L'ultima è quella di una commissione del Comune di Milano che ha bocciato l'installazione, in piazza Duse, di una statua raffigurante la maternità, peraltro opera di un'artista con l'apostofo, quindi donna. «Non rappresenta valori condivisi da tutti i cittadini e le cittadine», hanno motivato i geni della commissione, la quale non si capisce a chi risponda, visto che il sindaco Sala dice che non è d'accordo con la sua decisione, l'assessore alla cultura neanche, le donne del Pd neppure. Ma al Comune di Milano chi comanda?

Ora, a parte il fatto che se ogni opera d'arte dovesse essere condivisa da tutti i cittadini e le cittadine non ve ne sarebbe esposta neppure una in tutto il globo terracqueo, andiamo al punto. L'assurdità di bocciare la statua di una donna che allatta è solo l'ultima di una lunghissima serie.

Nei giorni scorsi il consiglio

di amministrazione dell'Università di Trento ha approvato all'unanimità un nuovo regolamento generale nel quale tutte le cariche sono declinate al femminile. «Ci siamo riferiti alla persona», ha spiegato il rettore. Ma persona è neutro (individuo della specie umana, senza distinzione di sesso, età, condizione sociale e sim., dice la Treccani): ricercatrice e amministratrice no. Basterebbe rispettare la lingua italiana, e scrivere che ci sono professoresse e professori, e così via.

A scanso di equivoci, penso che Giorgia Meloni sia la, e non il, presidente del Consiglio. E penso che così come per secoli sono esistiti maestro e maestra, cameriere e cameriera, infermiere e infermiera, ginecologo e ginecologa, anche senatore e senatrice da qualche decennio, sia giusto declinare al femminile tutte le professioni, quando svolte da una donna.
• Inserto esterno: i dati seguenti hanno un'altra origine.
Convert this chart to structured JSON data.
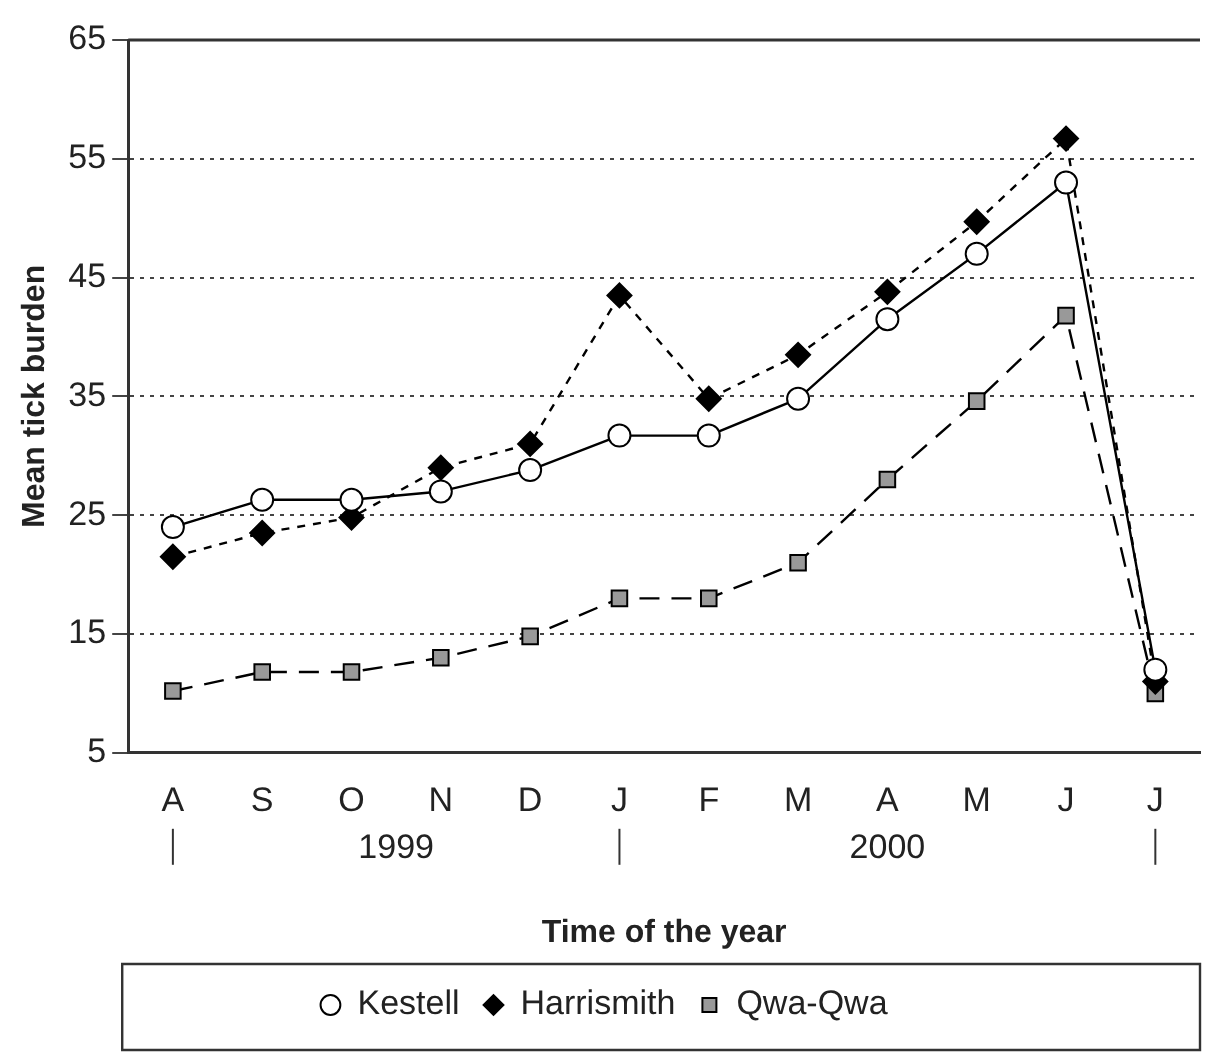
{
  "chart_data": {
    "type": "line",
    "xlabel": "Time of the year",
    "ylabel": "Mean tick burden",
    "categories": [
      "A",
      "S",
      "O",
      "N",
      "D",
      "J",
      "F",
      "M",
      "A",
      "M",
      "J",
      "J"
    ],
    "annotations": [
      "1999",
      "2000"
    ],
    "ylim": [
      5,
      65
    ],
    "yticks": [
      5,
      15,
      25,
      35,
      45,
      55,
      65
    ],
    "grid": "y",
    "legend": "bottom",
    "series": [
      {
        "name": "Kestell",
        "color": "#000000",
        "marker": "circle",
        "line_style": "solid",
        "values": [
          24,
          26.3,
          26.3,
          27,
          28.8,
          31.7,
          31.7,
          34.8,
          41.5,
          47,
          53,
          12
        ]
      },
      {
        "name": "Harrismith",
        "color": "#000000",
        "marker": "diamond",
        "line_style": "dotted",
        "values": [
          21.5,
          23.5,
          24.8,
          29,
          31,
          43.5,
          34.8,
          38.5,
          43.8,
          49.7,
          56.7,
          11
        ]
      },
      {
        "name": "Qwa-Qwa",
        "color": "#999999",
        "marker": "square",
        "line_style": "dashed",
        "values": [
          10.2,
          11.8,
          11.8,
          13,
          14.8,
          18,
          18,
          21,
          28,
          34.6,
          41.8,
          10
        ]
      }
    ]
  }
}
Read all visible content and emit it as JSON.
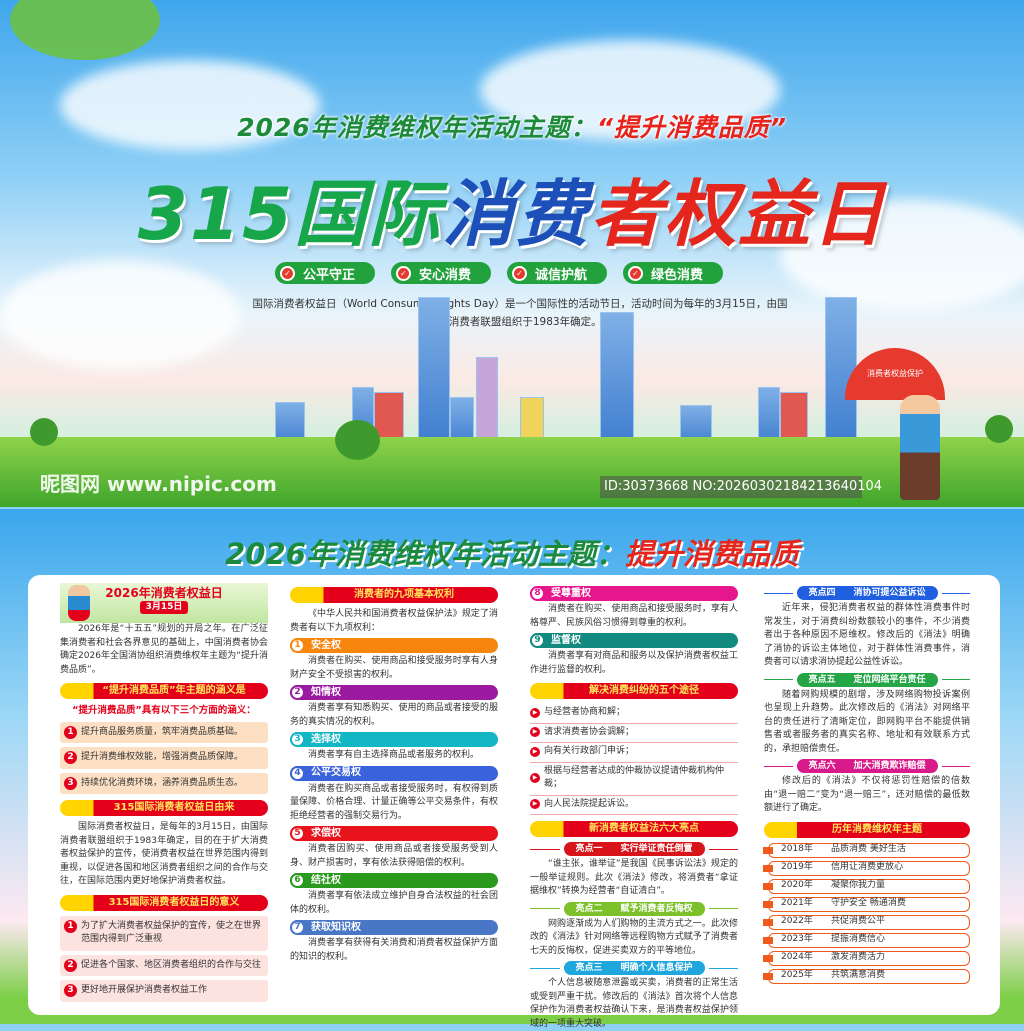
{
  "top": {
    "subtitle_prefix": "2026年消费维权年活动主题：",
    "subtitle_theme": "“提升消费品质”",
    "title_a": "315国际",
    "title_b": "消费",
    "title_c": "者权益日",
    "tags": [
      "公平守正",
      "安心消费",
      "诚信护航",
      "绿色消费"
    ],
    "tag_icon": "shield-check-icon",
    "intro": "国际消费者权益日（World Consumer Rights Day）是一个国际性的活动节日，活动时间为每年的3月15日，由国际消费者联盟组织于1983年确定。",
    "umbrella_text": "消费者权益保护"
  },
  "bottom": {
    "title_prefix": "2026年消费维权年活动主题：",
    "title_theme": "提升消费品质",
    "col1": {
      "header_title": "2026年消费者权益日",
      "header_date": "3月15日",
      "para1": "2026年是“十五五”规划的开局之年。在广泛征集消费者和社会各界意见的基础上，中国消费者协会确定2026年全国消协组织消费维权年主题为“提升消费品质”。",
      "banner1": "“提升消费品质”年主题的涵义是",
      "sub1": "“提升消费品质”具有以下三个方面的涵义：",
      "meanings": [
        "提升商品服务质量，筑牢消费品质基础。",
        "提升消费维权效能，增强消费品质保障。",
        "持续优化消费环境，涵养消费品质生态。"
      ],
      "banner2": "315国际消费者权益日由来",
      "para2": "国际消费者权益日，是每年的3月15日，由国际消费者联盟组织于1983年确定，目的在于扩大消费者权益保护的宣传，使消费者权益在世界范围内得到重视，以促进各国和地区消费者组织之间的合作与交往，在国际范围内更好地保护消费者权益。",
      "banner3": "315国际消费者权益日的意义",
      "significance": [
        "为了扩大消费者权益保护的宣传，使之在世界范围内得到广泛重视",
        "促进各个国家、地区消费者组织的合作与交往",
        "更好地开展保护消费者权益工作"
      ]
    },
    "col2": {
      "banner": "消费者的九项基本权利",
      "intro": "《中华人民共和国消费者权益保护法》规定了消费者有以下九项权利：",
      "rights": [
        {
          "num": "1",
          "title": "安全权",
          "text": "消费者在购买、使用商品和接受服务时享有人身财产安全不受损害的权利。",
          "color": "#f7860f"
        },
        {
          "num": "2",
          "title": "知情权",
          "text": "消费者享有知悉购买、使用的商品或者接受的服务的真实情况的权利。",
          "color": "#9b1aa0"
        },
        {
          "num": "3",
          "title": "选择权",
          "text": "消费者享有自主选择商品或者服务的权利。",
          "color": "#13b6c4"
        },
        {
          "num": "4",
          "title": "公平交易权",
          "text": "消费者在购买商品或者接受服务时，有权得到质量保障、价格合理、计量正确等公平交易条件，有权拒绝经营者的强制交易行为。",
          "color": "#3a62dc"
        },
        {
          "num": "5",
          "title": "求偿权",
          "text": "消费者因购买、使用商品或者接受服务受到人身、财产损害时，享有依法获得赔偿的权利。",
          "color": "#e8131b"
        },
        {
          "num": "6",
          "title": "结社权",
          "text": "消费者享有依法成立维护自身合法权益的社会团体的权利。",
          "color": "#2a9a1e"
        },
        {
          "num": "7",
          "title": "获取知识权",
          "text": "消费者享有获得有关消费和消费者权益保护方面的知识的权利。",
          "color": "#4a76c8"
        }
      ]
    },
    "col3": {
      "rights": [
        {
          "num": "8",
          "title": "受尊重权",
          "text": "消费者在购买、使用商品和接受服务时，享有人格尊严、民族风俗习惯得到尊重的权利。",
          "color": "#e6168c"
        },
        {
          "num": "9",
          "title": "监督权",
          "text": "消费者享有对商品和服务以及保护消费者权益工作进行监督的权利。",
          "color": "#128a80"
        }
      ],
      "banner_ways": "解决消费纠纷的五个途径",
      "ways": [
        "与经营者协商和解；",
        "请求消费者协会调解；",
        "向有关行政部门申诉；",
        "根据与经营者达成的仲裁协议提请仲裁机构仲裁；",
        "向人民法院提起诉讼。"
      ],
      "banner_highlights": "新消费者权益法六大亮点",
      "highlights": [
        {
          "label": "亮点一　　实行举证责任倒置",
          "text": "“谁主张，谁举证”是我国《民事诉讼法》规定的一般举证规则。此次《消法》修改，将消费者“拿证据维权”转换为经营者“自证清白”。",
          "color": "#d8141b"
        },
        {
          "label": "亮点二　　赋予消费者反悔权",
          "text": "网购逐渐成为人们购物的主流方式之一。此次修改的《消法》针对网络等远程购物方式赋予了消费者七天的反悔权，促进买卖双方的平等地位。",
          "color": "#7cc02a"
        },
        {
          "label": "亮点三　　明确个人信息保护",
          "text": "个人信息被随意泄露或买卖，消费者的正常生活或受到严重干扰。修改后的《消法》首次将个人信息保护作为消费者权益确认下来，是消费者权益保护领域的一项重大突破。",
          "color": "#1fa6dd"
        }
      ]
    },
    "col4": {
      "highlights": [
        {
          "label": "亮点四　　消协可提公益诉讼",
          "text": "近年来，侵犯消费者权益的群体性消费事件时常发生，对于消费纠纷数额较小的事件，不少消费者出于各种原因不愿维权。修改后的《消法》明确了消协的诉讼主体地位，对于群体性消费事件，消费者可以请求消协提起公益性诉讼。",
          "color": "#1f5fe0"
        },
        {
          "label": "亮点五　　定位网络平台责任",
          "text": "随着网购规模的剧增，涉及网络购物投诉案例也呈现上升趋势。此次修改后的《消法》对网络平台的责任进行了清晰定位，即网购平台不能提供销售者或者服务者的真实名称、地址和有效联系方式的，承担赔偿责任。",
          "color": "#25a546"
        },
        {
          "label": "亮点六　　加大消费欺诈赔偿",
          "text": "修改后的《消法》不仅将惩罚性赔偿的倍数由“退一赔二”变为“退一赔三”，还对赔偿的最低数额进行了确定。",
          "color": "#d81a8a"
        }
      ],
      "banner_years": "历年消费维权年主题",
      "years": [
        {
          "year": "2018年",
          "theme": "品质消费 美好生活"
        },
        {
          "year": "2019年",
          "theme": "信用让消费更放心"
        },
        {
          "year": "2020年",
          "theme": "凝聚你我力量"
        },
        {
          "year": "2021年",
          "theme": "守护安全 畅通消费"
        },
        {
          "year": "2022年",
          "theme": "共促消费公平"
        },
        {
          "year": "2023年",
          "theme": "提振消费信心"
        },
        {
          "year": "2024年",
          "theme": "激发消费活力"
        },
        {
          "year": "2025年",
          "theme": "共筑满意消费"
        }
      ]
    }
  },
  "watermark": {
    "site": "昵图网 www.nipic.com",
    "id": "ID:30373668 NO:20260302184213640104"
  }
}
Per rispetto della lingua italiana, dicevo: ma pure per evitare equivoci. A Checco Zalone dicono di entrare nell'ufficio del direttore, lui apre la porta, vede un uomo e una donna e si siede davanti al primo, che invece è il segretario. Il seguito è la comicità di Checco. Ma se nella vita normale ti dicono di entrare dalla direttrice, non puoi sbagliare.
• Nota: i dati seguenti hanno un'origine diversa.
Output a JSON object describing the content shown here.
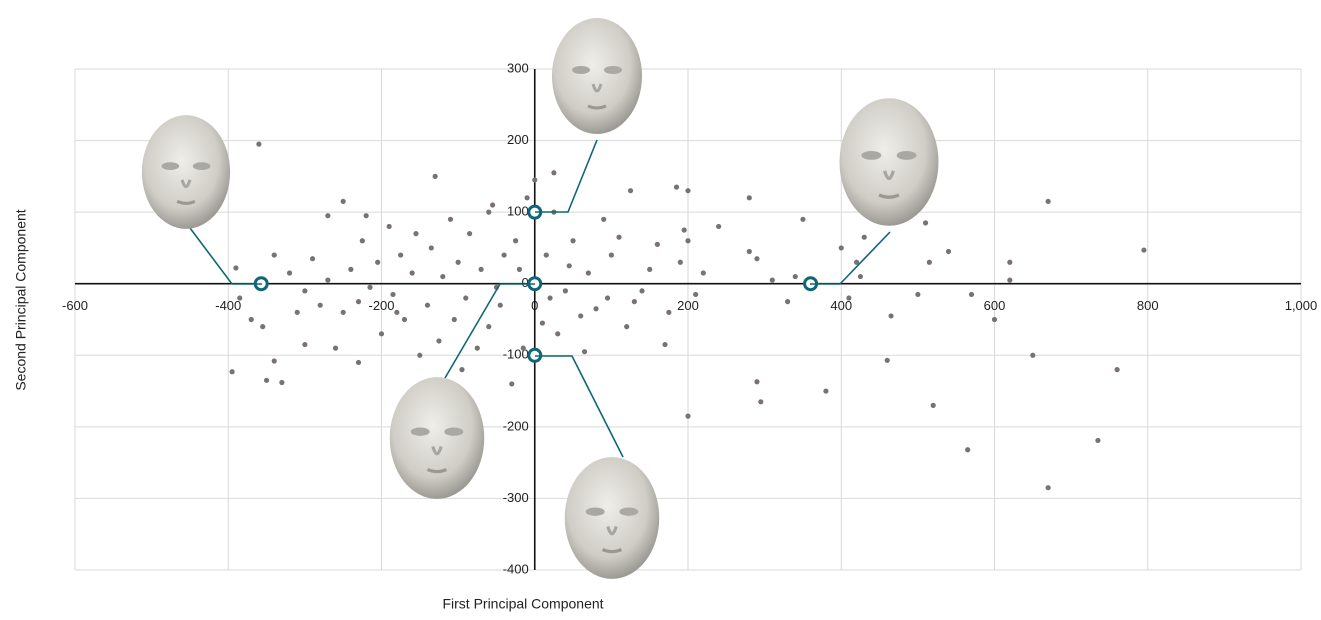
{
  "chart_data": {
    "type": "scatter",
    "x_label": "First Principal Component",
    "y_label": "Second Principal Component",
    "xlim": [
      -600,
      1000
    ],
    "ylim": [
      -400,
      300
    ],
    "xticks": [
      -600,
      -400,
      -200,
      0,
      200,
      400,
      600,
      800,
      {
        "value": 1000,
        "label": "1,000"
      }
    ],
    "yticks": [
      -400,
      -300,
      -200,
      -100,
      0,
      100,
      200,
      300
    ],
    "grid": true,
    "series": [
      {
        "color": "#7a7272",
        "marker": "dot",
        "x": [
          -390,
          -395,
          -360,
          -350,
          -330,
          -340,
          -300,
          -250,
          -270,
          -220,
          -130,
          670,
          795,
          760,
          735,
          670,
          650,
          565,
          520,
          460,
          380,
          290,
          295,
          200,
          200,
          185,
          125,
          25,
          0,
          600,
          620,
          620,
          570,
          540,
          515,
          510,
          500,
          465,
          430,
          420,
          425,
          410,
          400,
          350,
          340,
          330,
          310,
          280,
          280,
          290,
          240,
          220,
          210,
          200,
          195,
          190,
          175,
          170,
          160,
          150,
          140,
          130,
          120,
          110,
          100,
          95,
          80,
          70,
          65,
          60,
          50,
          45,
          40,
          30,
          25,
          15,
          10,
          -10,
          -15,
          -25,
          -30,
          -40,
          -45,
          -55,
          -60,
          -70,
          -75,
          -85,
          -90,
          -100,
          -105,
          -110,
          -120,
          -125,
          -135,
          -140,
          -150,
          -155,
          -160,
          -170,
          -175,
          -185,
          -190,
          -200,
          -205,
          -215,
          -225,
          -230,
          -240,
          -250,
          -260,
          -270,
          -280,
          -290,
          -300,
          -310,
          -320,
          -340,
          -355,
          -370,
          -385,
          -60,
          -20,
          20,
          90,
          -95,
          -50,
          -180,
          -230
        ],
        "values": [
          22,
          -123,
          195,
          -135,
          -138,
          -108,
          -85,
          115,
          95,
          95,
          150,
          115,
          47,
          -120,
          -219,
          -285,
          -100,
          -232,
          -170,
          -107,
          -150,
          -137,
          -165,
          -185,
          130,
          135,
          130,
          155,
          145,
          -50,
          30,
          5,
          -15,
          45,
          30,
          85,
          -15,
          -45,
          65,
          30,
          10,
          -20,
          50,
          90,
          10,
          -25,
          5,
          120,
          45,
          35,
          80,
          15,
          -15,
          60,
          75,
          30,
          -40,
          -85,
          55,
          20,
          -10,
          -25,
          -60,
          65,
          40,
          -20,
          -35,
          15,
          -95,
          -45,
          60,
          25,
          -10,
          -70,
          100,
          40,
          -55,
          120,
          -90,
          60,
          -140,
          40,
          -30,
          110,
          -60,
          20,
          -90,
          70,
          -20,
          30,
          -50,
          90,
          10,
          -80,
          50,
          -30,
          -100,
          70,
          15,
          -50,
          40,
          -15,
          80,
          -70,
          30,
          -5,
          60,
          -110,
          20,
          -40,
          -90,
          5,
          -30,
          35,
          -10,
          -40,
          15,
          40,
          -60,
          -50,
          -20,
          100,
          20,
          -20,
          90,
          -120,
          -5,
          -40,
          -25
        ]
      },
      {
        "color": "#0e6677",
        "marker": "ring",
        "x": [
          -357,
          0,
          0,
          0,
          360
        ],
        "values": [
          0,
          100,
          0,
          -100,
          0
        ]
      }
    ]
  }
}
A proposito di equivoci. Se scrivo il primo ministro e il suo ex compagno, di chi sto parlando? Se

di Giorgia Meloni e Andrea Giambruno, sbaglio. Se mi riferisco alla Francia, dove il premier Gabriel Attal è stato legato da Pacs all'attuale ministro degli Affari Esteri Stéphane Séjourné, do effettivamente conto di una realtà. L'uso corretto della lingua evita confusioni.

E insomma che le donne abbiano vissuto in una condizione di subalternità per secoli, e che anche il linguaggio possa aiutare, d'accordissimo. Ma chi ha a cuore questo tema dovrebbe ripeto, per primo dire basta agli asterischi, alla revisione di film e libri, insomma alle pagliacciate.
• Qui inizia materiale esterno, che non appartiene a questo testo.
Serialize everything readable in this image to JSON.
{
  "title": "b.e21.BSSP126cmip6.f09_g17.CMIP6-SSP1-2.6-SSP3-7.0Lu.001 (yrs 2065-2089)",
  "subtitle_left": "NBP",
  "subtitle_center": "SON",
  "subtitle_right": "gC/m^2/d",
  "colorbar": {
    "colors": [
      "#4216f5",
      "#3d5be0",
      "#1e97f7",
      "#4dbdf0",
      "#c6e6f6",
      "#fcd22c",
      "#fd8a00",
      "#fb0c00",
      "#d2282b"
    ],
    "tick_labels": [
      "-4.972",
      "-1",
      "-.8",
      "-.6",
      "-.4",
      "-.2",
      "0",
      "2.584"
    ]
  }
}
Il rettore dell'Università di Trento (maschio, ma rettrice per il nuovo regolamento generale) ha detto che hanno voluto lanciare una provocazione. Si può credere alla buona fede, non al risultato ottenuto, che è un autogol.

Certe ideone sono contro a tutto: alla lingua italiana, al buon senso, all'intelligenza, perfino alla prolattina e alle ghiandole mammarie.